Healthcare providers may seek their patient's consent to communicating via unencrypted e-mail. While HHS does not provide a standard form for securing patient consent, basic "informed consent" strategies should apply. First, get the patient's consent in writing. The patient should not be given just a binary choice – but a menu of choices. For example, a patient may wish to electronically receive information on appointment dates but not test results. The consent document – as is standard with most routine HIPAA forms -should also note that the patient may withdraw his or her consent at a later time. This can be part of an expanded HIPAA form the patient signs when first seeing you in the office.
Here are some more recommendations when communicating with patients electronically:
1) A physician may be held responsible for a delay when responding to a patient's e-mail. Solution: A physician that wishes to accept e-mail from patients should use an auto response feature that informs the patient that a) the physician typically responds to e-mail within XXX number of hours/days; b) if the patient requires immediate attention, the patient should telephone the physician's office or contact an emergency healthcare provider.
2) If a patient initiates an e-mail with a physician, Rachel Seeger of HHS Office for Civil Rights says that it is assumed that the patient consents to unencrypted communication. "If this situation occurs, the healthcare provider can assume (unless the patient has explicitly stated otherwise) that e-mail communications are acceptable to the individual”.
3) If a physician does end up sending a patient an e-mail, double check the recipients’ e-mail address before clicking the send button. This is to prevent the e-mail from being sent to the wrong person, therefore sharing private information to an unintended party. Good advice also in the non-healthcare world.
4) Add any e-mail a patient sends (and any response) to the patient's chart.
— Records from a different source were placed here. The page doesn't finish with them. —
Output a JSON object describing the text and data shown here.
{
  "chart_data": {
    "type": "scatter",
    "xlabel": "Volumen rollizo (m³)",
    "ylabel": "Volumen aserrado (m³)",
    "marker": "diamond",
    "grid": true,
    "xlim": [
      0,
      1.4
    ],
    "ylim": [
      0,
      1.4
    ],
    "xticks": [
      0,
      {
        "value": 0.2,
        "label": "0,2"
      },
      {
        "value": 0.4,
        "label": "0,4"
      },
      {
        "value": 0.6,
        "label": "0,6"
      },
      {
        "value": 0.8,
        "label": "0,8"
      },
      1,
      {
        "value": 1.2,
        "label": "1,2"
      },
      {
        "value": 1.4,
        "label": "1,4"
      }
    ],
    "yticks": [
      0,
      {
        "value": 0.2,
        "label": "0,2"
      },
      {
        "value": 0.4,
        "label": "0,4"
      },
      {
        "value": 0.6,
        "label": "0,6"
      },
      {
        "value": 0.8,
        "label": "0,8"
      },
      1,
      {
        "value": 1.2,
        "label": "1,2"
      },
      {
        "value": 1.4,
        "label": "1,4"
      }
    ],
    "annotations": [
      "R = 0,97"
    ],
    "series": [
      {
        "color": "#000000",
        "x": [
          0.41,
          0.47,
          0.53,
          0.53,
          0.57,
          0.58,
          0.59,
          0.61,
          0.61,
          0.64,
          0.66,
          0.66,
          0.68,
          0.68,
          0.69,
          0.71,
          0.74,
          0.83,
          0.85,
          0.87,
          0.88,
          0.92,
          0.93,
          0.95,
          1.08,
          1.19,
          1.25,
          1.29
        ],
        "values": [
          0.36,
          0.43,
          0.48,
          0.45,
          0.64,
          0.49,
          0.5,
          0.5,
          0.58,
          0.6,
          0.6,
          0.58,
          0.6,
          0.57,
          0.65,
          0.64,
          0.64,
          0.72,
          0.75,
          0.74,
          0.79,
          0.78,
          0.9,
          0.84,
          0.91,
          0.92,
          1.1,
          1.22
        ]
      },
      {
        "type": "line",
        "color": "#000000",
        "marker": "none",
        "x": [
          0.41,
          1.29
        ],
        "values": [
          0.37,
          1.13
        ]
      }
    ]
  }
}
5) In the HITECH Act code 170.210 section B states that the date, time, patient identification and user identification must be recorded when electronic health information is created, modified, deleted, or printed; and an indication of which actions occurred must also be recorded. This means if you send an email to a patient with protected health information – and delete it – you will need a record of what was deleted and when. This is not dissimilar to crossing out a line in a paper medical record- updating the record – with a date of the update.
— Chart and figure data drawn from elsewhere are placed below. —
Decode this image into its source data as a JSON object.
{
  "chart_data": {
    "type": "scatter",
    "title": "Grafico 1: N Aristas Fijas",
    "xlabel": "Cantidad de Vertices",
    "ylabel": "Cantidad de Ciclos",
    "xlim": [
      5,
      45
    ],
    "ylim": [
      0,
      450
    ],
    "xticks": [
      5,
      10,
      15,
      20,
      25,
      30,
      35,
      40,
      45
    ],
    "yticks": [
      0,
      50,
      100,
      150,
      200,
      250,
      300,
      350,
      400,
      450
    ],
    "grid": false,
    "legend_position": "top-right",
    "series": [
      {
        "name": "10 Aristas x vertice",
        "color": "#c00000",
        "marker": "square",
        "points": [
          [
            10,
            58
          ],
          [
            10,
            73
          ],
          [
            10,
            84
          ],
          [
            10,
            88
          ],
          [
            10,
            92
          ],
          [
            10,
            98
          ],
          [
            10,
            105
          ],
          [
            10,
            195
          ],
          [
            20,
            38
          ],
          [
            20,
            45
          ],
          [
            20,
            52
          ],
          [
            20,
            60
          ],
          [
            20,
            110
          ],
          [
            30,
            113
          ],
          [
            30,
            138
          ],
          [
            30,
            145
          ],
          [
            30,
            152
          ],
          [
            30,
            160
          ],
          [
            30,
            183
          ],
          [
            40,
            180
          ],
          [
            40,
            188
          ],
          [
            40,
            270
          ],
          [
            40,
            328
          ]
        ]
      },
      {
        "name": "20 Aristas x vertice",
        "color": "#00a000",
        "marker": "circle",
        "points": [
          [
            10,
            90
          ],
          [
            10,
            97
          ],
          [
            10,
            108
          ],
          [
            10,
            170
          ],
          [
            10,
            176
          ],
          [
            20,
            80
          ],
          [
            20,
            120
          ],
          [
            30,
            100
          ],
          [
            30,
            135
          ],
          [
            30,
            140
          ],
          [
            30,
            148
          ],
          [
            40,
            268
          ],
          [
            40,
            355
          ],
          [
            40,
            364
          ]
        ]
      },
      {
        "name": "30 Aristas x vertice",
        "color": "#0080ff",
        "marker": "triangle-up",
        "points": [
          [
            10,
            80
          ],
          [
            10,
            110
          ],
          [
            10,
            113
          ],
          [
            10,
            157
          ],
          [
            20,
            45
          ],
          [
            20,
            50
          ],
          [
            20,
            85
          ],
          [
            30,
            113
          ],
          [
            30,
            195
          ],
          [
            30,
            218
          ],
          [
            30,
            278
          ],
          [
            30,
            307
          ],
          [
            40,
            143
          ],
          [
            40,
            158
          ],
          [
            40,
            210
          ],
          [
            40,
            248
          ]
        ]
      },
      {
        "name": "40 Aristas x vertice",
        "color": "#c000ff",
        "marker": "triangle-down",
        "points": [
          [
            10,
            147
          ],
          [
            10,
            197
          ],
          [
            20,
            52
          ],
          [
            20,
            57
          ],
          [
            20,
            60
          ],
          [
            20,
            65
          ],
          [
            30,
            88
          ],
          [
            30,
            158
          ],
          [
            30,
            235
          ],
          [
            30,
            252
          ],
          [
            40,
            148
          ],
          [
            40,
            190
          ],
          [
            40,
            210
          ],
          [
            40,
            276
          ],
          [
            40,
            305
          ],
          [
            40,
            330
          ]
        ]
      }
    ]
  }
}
6) Since communicating with patients via e-mail is becoming stricter, more physician offices and hospitals are using portals as a means of communication. This allows the patient to sign in with a secure username and password to view their records and communicate with their physicians. The security rule allows for Electronic Protected Heath Information (e-PHI) to be sent over an electronics open network, as long as it is adequately protected. Of course, this is more complicated than using Outlook or gmail.
The HITECH Act has ushered in a new era of technology requirements and standards that must be met by physicians. Given HHS's recent enforcement efforts, physicians should use caution when electronically communicating with patients. By working within the boundaries of the six points above, physicians should comply with the HITECH Act.